Origin, a California-based 3D printing company, was one of the four manufacturers whose swab prototype was clinically validated by Arnaout’s team. Shortly after, the company quickly shifted its resources from being a 3D printer producer to become a medical device manufacturer.

So far, Origin has produced approximately a half-million swabs, at the current rate of 70,000 a day. CEO Chris Prucha told Yahoo News that having his NP swab prototype clinically evaluated and validated by Arnaout’s team was very important to his company. “The first rule of medicine is ‘do no harm.’... We were very concerned about seeing people 3D-print equipment, especially swabs, which are semi-invasive devices. It was important for us to develop a product that was absolutely safe and effective.”

While successful clinical trials are not necessarily required to sell this type of product, NP swabs are still a medical device, and Arnaout says their manufacture “should be taken seriously.”

The effort led to the formation of a new industry consortium called PrintedSwabs.org, which enables hospitals and health care providers to order directly from validated manufacturers around the country. According to the website, it is “now poised to rapidly produce up to 4 million 3D printed swabs per week.” The consortium’s swabs are all FDA-registered.

Arnaout says the process was speeded greatly by transparency. His team created an open-source repository to share results, data, best practices and everything it learned in the process of engineering these swabs.

“We made it possible for anybody and everybody else to add what they found, to what we had. … If we had gone a more traditional method waiting for, you know, being cagey about it and trying to make our reputations on it, or for the companies trying to make contracts out of it, as a sort of a competitive advantage, this would never have happened.”

But swabs were not the only component of COVID-19 testing kits in short supply. Worldwide supplies of VTM were also severely disrupted. This too motivated many scientists, chemists and companies to come up with innovative solutions.

In Chico, Calif., Sierra Nevada Brewing Co. partnered with Enloe Medical Center, a local hospital, to produce the substance. Sierra Nevada CEO Ken Grossman told Yahoo News that his beer company already had sophisticated laboratories for quality control, so he knew it could also easily produce VTM.

“Our laboratory produces media all the time to use for testing for yeast and bacteria,” Grossman said. “We obviously don’t test for viruses, but the media is a solution that’s used to stabilize the sample, and preserve it essentially ... so we’ve got a lot of experience mixing media and doing it in a sterile way.”

Sierra Nevada has supplied 1,000 vials of VTM to Enloe Medical Center and has the capacity to make 10 times that amount, Grossman said.

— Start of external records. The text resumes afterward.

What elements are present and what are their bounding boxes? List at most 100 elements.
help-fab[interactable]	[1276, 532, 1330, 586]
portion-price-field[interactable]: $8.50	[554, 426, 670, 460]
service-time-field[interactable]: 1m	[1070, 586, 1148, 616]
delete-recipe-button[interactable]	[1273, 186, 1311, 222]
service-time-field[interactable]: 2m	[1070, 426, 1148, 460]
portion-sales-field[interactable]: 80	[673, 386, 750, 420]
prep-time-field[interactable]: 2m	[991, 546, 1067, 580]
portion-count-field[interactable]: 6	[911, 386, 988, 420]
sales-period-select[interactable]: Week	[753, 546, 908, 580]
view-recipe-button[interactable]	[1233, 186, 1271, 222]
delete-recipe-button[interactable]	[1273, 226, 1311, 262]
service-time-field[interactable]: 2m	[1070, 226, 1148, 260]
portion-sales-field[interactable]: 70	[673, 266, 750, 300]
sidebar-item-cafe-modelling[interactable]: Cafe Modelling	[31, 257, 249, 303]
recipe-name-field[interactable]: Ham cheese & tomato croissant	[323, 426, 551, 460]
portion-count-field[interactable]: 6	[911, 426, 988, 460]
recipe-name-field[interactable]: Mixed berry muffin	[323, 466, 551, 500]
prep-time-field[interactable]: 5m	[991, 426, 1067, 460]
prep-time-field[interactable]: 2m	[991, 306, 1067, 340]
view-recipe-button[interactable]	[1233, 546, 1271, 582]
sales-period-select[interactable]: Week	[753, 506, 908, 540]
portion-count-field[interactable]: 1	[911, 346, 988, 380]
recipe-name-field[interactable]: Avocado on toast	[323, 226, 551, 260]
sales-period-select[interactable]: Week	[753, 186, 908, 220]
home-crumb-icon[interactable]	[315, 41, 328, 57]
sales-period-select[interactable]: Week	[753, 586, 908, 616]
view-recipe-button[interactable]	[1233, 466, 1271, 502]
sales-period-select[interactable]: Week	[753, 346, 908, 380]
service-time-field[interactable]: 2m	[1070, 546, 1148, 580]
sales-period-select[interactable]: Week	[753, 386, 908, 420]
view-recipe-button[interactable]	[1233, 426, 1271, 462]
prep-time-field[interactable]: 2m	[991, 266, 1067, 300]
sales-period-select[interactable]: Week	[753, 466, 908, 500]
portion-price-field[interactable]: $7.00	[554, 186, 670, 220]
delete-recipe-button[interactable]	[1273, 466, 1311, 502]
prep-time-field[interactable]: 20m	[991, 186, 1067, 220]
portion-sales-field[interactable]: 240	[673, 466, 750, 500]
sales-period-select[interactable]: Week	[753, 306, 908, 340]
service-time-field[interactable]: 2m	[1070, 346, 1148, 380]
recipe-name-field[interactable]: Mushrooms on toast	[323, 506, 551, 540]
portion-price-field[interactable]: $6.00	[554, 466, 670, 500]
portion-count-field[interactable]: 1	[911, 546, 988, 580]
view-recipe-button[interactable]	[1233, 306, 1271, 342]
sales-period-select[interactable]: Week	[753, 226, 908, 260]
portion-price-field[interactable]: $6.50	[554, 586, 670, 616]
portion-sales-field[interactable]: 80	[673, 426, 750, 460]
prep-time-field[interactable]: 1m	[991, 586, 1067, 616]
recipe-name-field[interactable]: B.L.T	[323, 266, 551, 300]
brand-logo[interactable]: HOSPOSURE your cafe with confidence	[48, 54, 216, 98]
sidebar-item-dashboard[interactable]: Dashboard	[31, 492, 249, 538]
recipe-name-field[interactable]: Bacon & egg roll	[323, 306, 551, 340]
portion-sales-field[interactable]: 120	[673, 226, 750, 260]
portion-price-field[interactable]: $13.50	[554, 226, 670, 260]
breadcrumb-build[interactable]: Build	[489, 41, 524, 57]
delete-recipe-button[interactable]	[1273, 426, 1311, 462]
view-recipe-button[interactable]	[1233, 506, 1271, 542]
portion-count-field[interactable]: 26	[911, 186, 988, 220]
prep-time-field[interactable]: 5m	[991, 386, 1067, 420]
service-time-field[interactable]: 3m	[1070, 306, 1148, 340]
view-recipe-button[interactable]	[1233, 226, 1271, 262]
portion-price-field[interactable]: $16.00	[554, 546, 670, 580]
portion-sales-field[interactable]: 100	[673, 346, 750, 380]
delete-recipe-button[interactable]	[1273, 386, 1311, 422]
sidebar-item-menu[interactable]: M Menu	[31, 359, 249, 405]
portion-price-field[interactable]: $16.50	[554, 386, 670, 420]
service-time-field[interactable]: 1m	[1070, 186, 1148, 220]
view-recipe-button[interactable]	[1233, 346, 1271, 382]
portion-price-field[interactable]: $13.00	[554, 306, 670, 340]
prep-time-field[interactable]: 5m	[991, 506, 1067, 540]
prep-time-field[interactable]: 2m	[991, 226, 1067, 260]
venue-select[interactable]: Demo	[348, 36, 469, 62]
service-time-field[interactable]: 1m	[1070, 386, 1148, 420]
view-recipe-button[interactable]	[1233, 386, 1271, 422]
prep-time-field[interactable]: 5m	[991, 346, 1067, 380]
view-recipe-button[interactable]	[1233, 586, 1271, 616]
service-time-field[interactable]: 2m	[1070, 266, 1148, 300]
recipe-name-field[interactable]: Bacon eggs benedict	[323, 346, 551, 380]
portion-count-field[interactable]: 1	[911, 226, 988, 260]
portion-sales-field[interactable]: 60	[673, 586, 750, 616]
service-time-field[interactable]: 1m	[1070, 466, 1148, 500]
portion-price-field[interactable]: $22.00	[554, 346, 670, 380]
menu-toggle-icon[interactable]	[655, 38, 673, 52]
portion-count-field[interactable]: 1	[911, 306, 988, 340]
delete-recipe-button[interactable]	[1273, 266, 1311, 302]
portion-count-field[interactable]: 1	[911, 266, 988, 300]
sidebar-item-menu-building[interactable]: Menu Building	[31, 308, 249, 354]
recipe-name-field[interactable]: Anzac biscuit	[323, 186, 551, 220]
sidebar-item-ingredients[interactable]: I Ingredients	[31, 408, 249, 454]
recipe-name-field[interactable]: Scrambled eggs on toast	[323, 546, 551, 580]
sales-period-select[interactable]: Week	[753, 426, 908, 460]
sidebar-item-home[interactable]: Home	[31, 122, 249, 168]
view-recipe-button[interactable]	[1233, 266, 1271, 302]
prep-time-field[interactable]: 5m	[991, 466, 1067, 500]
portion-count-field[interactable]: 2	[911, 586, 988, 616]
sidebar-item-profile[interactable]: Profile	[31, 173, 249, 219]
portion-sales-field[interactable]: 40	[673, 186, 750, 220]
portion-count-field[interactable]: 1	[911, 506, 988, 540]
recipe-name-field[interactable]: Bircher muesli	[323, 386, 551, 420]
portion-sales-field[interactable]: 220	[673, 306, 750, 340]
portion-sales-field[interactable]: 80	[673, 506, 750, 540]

The beer company has donated all the materials and labor. It has received requests from other institutions and plans to work with them as well.

Despite these efforts, most states are still falling short of the level of testing needed to continue the process of safely reopening businesses, schools and parks.

As of June 1, some 17,340,680 people in the U.S. had been tested for COVID-19, per CDC data. A recent report by economist Paul Romer concluded that to responsibly reopen, the U.S. “should make the investment necessary to test people every two weeks, which would mean 25 million tests per day on an ongoing basis.”

“We’re really disappointed with the lack of testing, from hospitals and governments locally and federally. It hasn’t scaled, even though we’ve definitely had the time to scale it.” Origin’s Prucha said.

Origin does not plan on slowing down its swab production anytime soon. It has hired more workers in recent weeks for the effort.

“It’s been a huge morale boost to the existing team, to do something that has a direct impact on this crisis,” Prucha said. “You know, every swab that we ship is one additional test that could be done.”